- Consensus secondary structure and sequence conservation of DUF1874 RNA

Identifiers
- Symbol: DUF1874
- Rfam: RF02953

Other data
- RNA type: Cis-reg
- SO: SO:0005836
- PDB structures: PDBe

= DUF1874 RNA motif =

The DUF1874 RNA motif is a conserved nucleic acid structure that was discovered by bioinformatics.
The DUF1874 motif has not (as of 2018) been detected in any classified organism, but rather is known only in metagenomic DNA sequences isolated from hot springs.

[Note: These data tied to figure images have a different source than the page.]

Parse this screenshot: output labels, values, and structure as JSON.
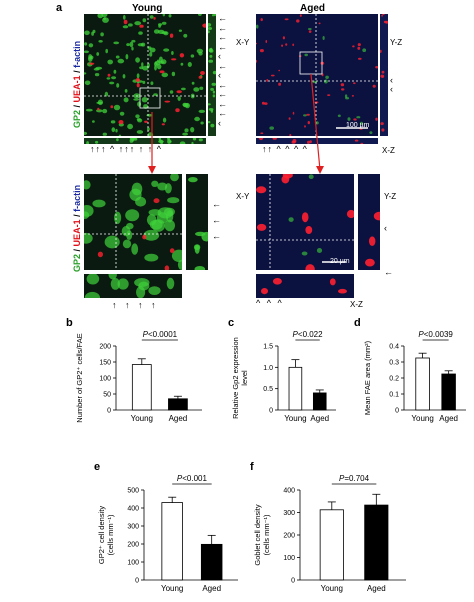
{
  "panel_a": {
    "letter": "a",
    "young_title": "Young",
    "aged_title": "Aged",
    "stain_label_gp2": "GP2",
    "stain_label_uea": "UEA-1",
    "stain_label_factin": "f-actin",
    "sep": "/",
    "xy": "X-Y",
    "yz": "Y-Z",
    "xz": "X-Z",
    "scale_100": "100 µm",
    "scale_20": "20 µm",
    "young_top_bottom_arrows": "↑↑↑ ^ ↑↑↑ ↑ ↑ ^",
    "aged_top_bottom_arrows": "↑↑ ^  ^ ^ ^",
    "young_bottom_arrows": "↑   ↑   ↑   ↑",
    "aged_bottom_marks": "^    ^       ^"
  },
  "colors": {
    "green": "#3fd23a",
    "red": "#ff2030",
    "blue": "#1a2a8a",
    "dark": "#050830"
  },
  "chart_data": [
    {
      "panel": "b",
      "type": "bar",
      "categories": [
        "Young",
        "Aged"
      ],
      "values": [
        142,
        35
      ],
      "errors": [
        18,
        8
      ],
      "ylabel": "Number of GP2⁺ cells/FAE",
      "ylim": [
        0,
        200
      ],
      "yticks": [
        "0",
        "50",
        "100",
        "150",
        "200"
      ],
      "pvalue": "P<0.0001"
    },
    {
      "panel": "c",
      "type": "bar",
      "categories": [
        "Young",
        "Aged"
      ],
      "values": [
        1.0,
        0.4
      ],
      "errors": [
        0.18,
        0.07
      ],
      "ylabel": "Relative Gp2 expression level",
      "ylim": [
        0,
        1.5
      ],
      "yticks": [
        "0",
        "0.5",
        "1.0",
        "1.5"
      ],
      "pvalue": "P<0.022"
    },
    {
      "panel": "d",
      "type": "bar",
      "categories": [
        "Young",
        "Aged"
      ],
      "values": [
        0.325,
        0.225
      ],
      "errors": [
        0.03,
        0.02
      ],
      "ylabel": "Mean FAE area (mm²)",
      "ylim": [
        0,
        0.4
      ],
      "yticks": [
        "0",
        "0.1",
        "0.2",
        "0.3",
        "0.4"
      ],
      "pvalue": "P<0.0039"
    },
    {
      "panel": "e",
      "type": "bar",
      "categories": [
        "Young",
        "Aged"
      ],
      "values": [
        430,
        198
      ],
      "errors": [
        30,
        50
      ],
      "ylabel": "GP2⁺ cell density (cells mm⁻¹)",
      "ylim": [
        0,
        500
      ],
      "yticks": [
        "0",
        "100",
        "200",
        "300",
        "400",
        "500"
      ],
      "pvalue": "P<0.001"
    },
    {
      "panel": "f",
      "type": "bar",
      "categories": [
        "Young",
        "Aged"
      ],
      "values": [
        312,
        333
      ],
      "errors": [
        35,
        48
      ],
      "ylabel": "Goblet cell density (cells mm⁻¹)",
      "ylim": [
        0,
        400
      ],
      "yticks": [
        "0",
        "100",
        "200",
        "300",
        "400"
      ],
      "pvalue": "P=0.704"
    }
  ]
}
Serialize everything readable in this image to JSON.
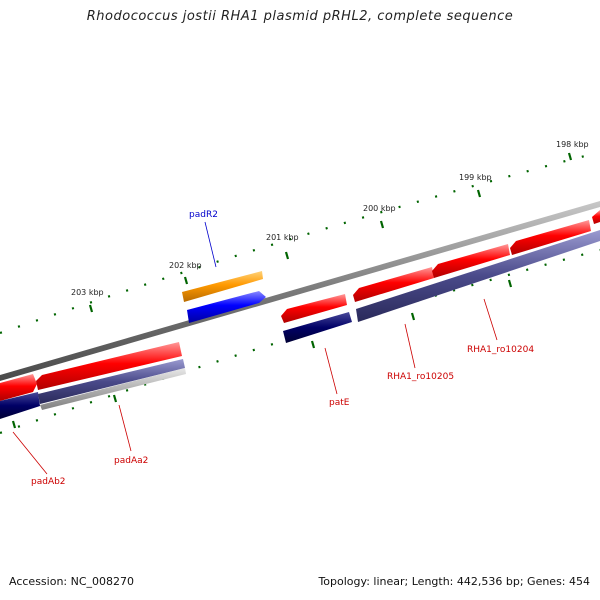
{
  "title": "Rhodococcus jostii RHA1 plasmid pRHL2, complete sequence",
  "accession_text": "Accession: NC_008270",
  "summary_text": "Topology: linear; Length: 442,536 bp; Genes: 454",
  "scale_labels": [
    "198 kbp",
    "199 kbp",
    "200 kbp",
    "201 kbp",
    "202 kbp",
    "203 kbp"
  ],
  "genes": [
    {
      "name": "padR2",
      "color": "#0000ff"
    },
    {
      "name": "patE",
      "color": "#cc0000"
    },
    {
      "name": "RHA1_ro10205",
      "color": "#cc0000"
    },
    {
      "name": "RHA1_ro10204",
      "color": "#cc0000"
    },
    {
      "name": "padAa2",
      "color": "#cc0000"
    },
    {
      "name": "padAb2",
      "color": "#cc0000"
    }
  ],
  "colors": {
    "backbone": "#808080",
    "feature_red": "#ff0000",
    "feature_orange": "#ff8c00",
    "feature_blue": "#0000ff",
    "feature_navy": "#000066",
    "feature_slate": "#4a4a8a",
    "feature_gray": "#b0b0b0",
    "tick_green": "#006400"
  }
}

DUF1874 are frequently present in consecutive intergenic regions between consecutive genes. All of these genes are encoded on the same DNA strand. For this reason, it was proposed that DUF1874 motif examples likely function as "attC" sites as part of an integron, as attC sites occur in integrons between a run of consecutive genes that have been taken up by the integron. attC sites are singled-stranded DNA elements that are used by integrons to enabling the rearrangement and integration of new genes into the intron. Thus, if the preceding hypothesis is true, then the DUF1874 motif function as single-stranded DNA. Although the arrangement of DUF1874 motif examples and genes is typical of integrons, no integrase gene was detected in the metagenomic contigs that contain DUF1874 motif examples. This absence could occur because the sequences are truncated in metagenomic contigs, because some integrons lack integrases or because the attC site hypothesis is incorrect.